Session: 906. Outcomes Research—Malignant Conditions (Myeloid Disease): Poster I
Hematology Disease Topics & Pathways:
Diseases, MDS, Pediatric, Study Population, Myeloid Malignancies, Clinically relevant
Pediatric myelodysplastic syndromes (MDS) constitute a heterogeneous group of rare blood disorders characterized by dysplastic, ineffective hematopoiesis that portends a poor prognosis. We completed a North American survey of clinical approaches to pediatric MDS, which demonstrated a lack of national consensus on diagnosis and treatment. Little progress has been made to improve outcomes and there is no modern data on the demographics, clinical characteristics, and outcome of children and adolescents with MDS in Northern America. There is a critical need for a North American retrospective study which will serve as a reference for future prospective clinical trials. To validate the accuracy of our proposed clinical response criteria and to ensure the functionality of our retrospective database, we completed a pilot 12-year retrospective chart review documenting the diagnosis and outcomes of children and adolescents with confirmed or suspected diagnosis of MDS.
We conducted a retrospective chart review of subjects between 0 and 24 years of age at diagnosis, diagnosed between January 2008 and December 2020 with primary or secondary MDS at the Children’s Hospital Colorado. Demographics, disease characteristics, treatment, and outcomes were recorded on 18 subjects. Diagnosis was made based on the 2016 World Health Organization (WHO) Classification of MDS. Overall survival (OS) was measured from time of diagnosis to death. Event-free survival (EFS) was measured from time of diagnosis to first event (death, relapse, or refractory event necessitating additional therapy). Overall Response was determined by using three criteria – Cytopenia Response, Blast Response, and Cytogenetic Response (Table 1). Categorical variables were summarized using frequency and percentage (n, %) and continuous variables with median and interquartile range (median, IQR). Kaplan Meier (KM) curves were reported for OS and EFS, with patients censored at the last follow-up date if an event did not occur.

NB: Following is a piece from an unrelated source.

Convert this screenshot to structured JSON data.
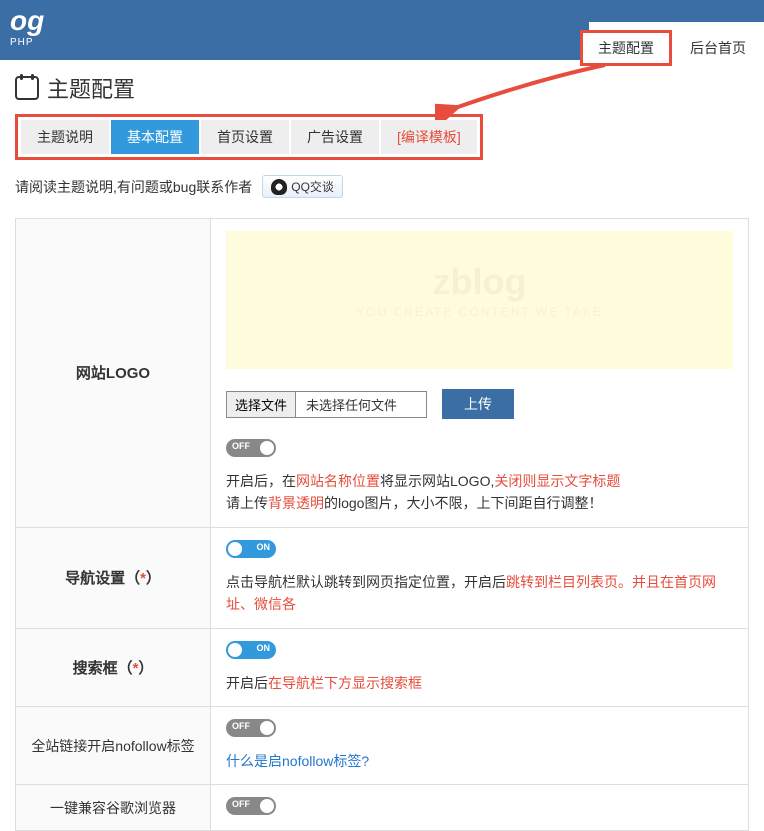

Of eighteen subjects, sex was represented equally (50% female) with a median (IQR) age of 14.3 years (9.8,17). Four (23%) presented with refractory cytopenia of childhood, 8 (45%) with overt bone marrow blasts, and 6 (33%) with MDS-Unclassified with diagnosis based on various MDS-defining cytogenetic abnormalities accompanied by peripheral cytopenias. Five (28%) had a genetic predisposition, 6 (33%) were deemed treatment-related, and 7 (39%) were idiopathic with no identifiable cause. A cytogenetic defect of chromosome 7 was identified in 9/17 (53%) of subjects. Ten (56%) received a form of cytoreductive therapy prior to hematopoietic stem cell transplant (HSCT); 8 (80%) were treated with a demethylating agent (2 decitabine monotherapy, 4 azacitidine monotherapy, and 2 dual therapy azacitidine and venetoclax). Seventeen (94%) underwent HSCT from a variety of donor sources including 2 matched-related bone marrow, 2 matched-related peripheral blood, 4 matched-unrelated bone marrow, 1 matched-unrelated peripheral blood, 6 matched-unrelated cord-blood, and 2 haplo-identical bone marrow. Eleven (61%) were alive at last follow up, however, only 8 (44%) remained in Complete Remission. The 1-year survival rate was 83% (95% CI: 67%-100%), 3 year was 58% (37%-92%), and 5 year was 44% (21%-90%) (Figure 1). Fourteen (78%) experienced an event. The 1-year EFS rate was 28% (95% CI: 13%-59%) and 5-year EFS rate was 19% (6%-55%) (Figure 1).
Despite advances in cytoreduction and HSCT, we found pediatric MDS to remain a highly morbid disease with a 5-year OS of 44%, 1-year EFS of only 28%, and inadequate first-line therapies. Attempts to improve outcomes require the development of standardized diagnostic and clinical response criteria. This study piloted clinical response criteria on a single-institution cohort. Statistical power is limited by small sample size, therefore, we have secured funding to complete a large multi-center North American retrospective in collaboration with the North American Pediatric Aplastic Anemia Consortium (NAPAAC). The multi-center study will help validate proposed clinical response criteria and guide the development of the first prospective interventional trials for pediatric MDS in North America.
Disclosures: No relevant conflicts of interest to declare.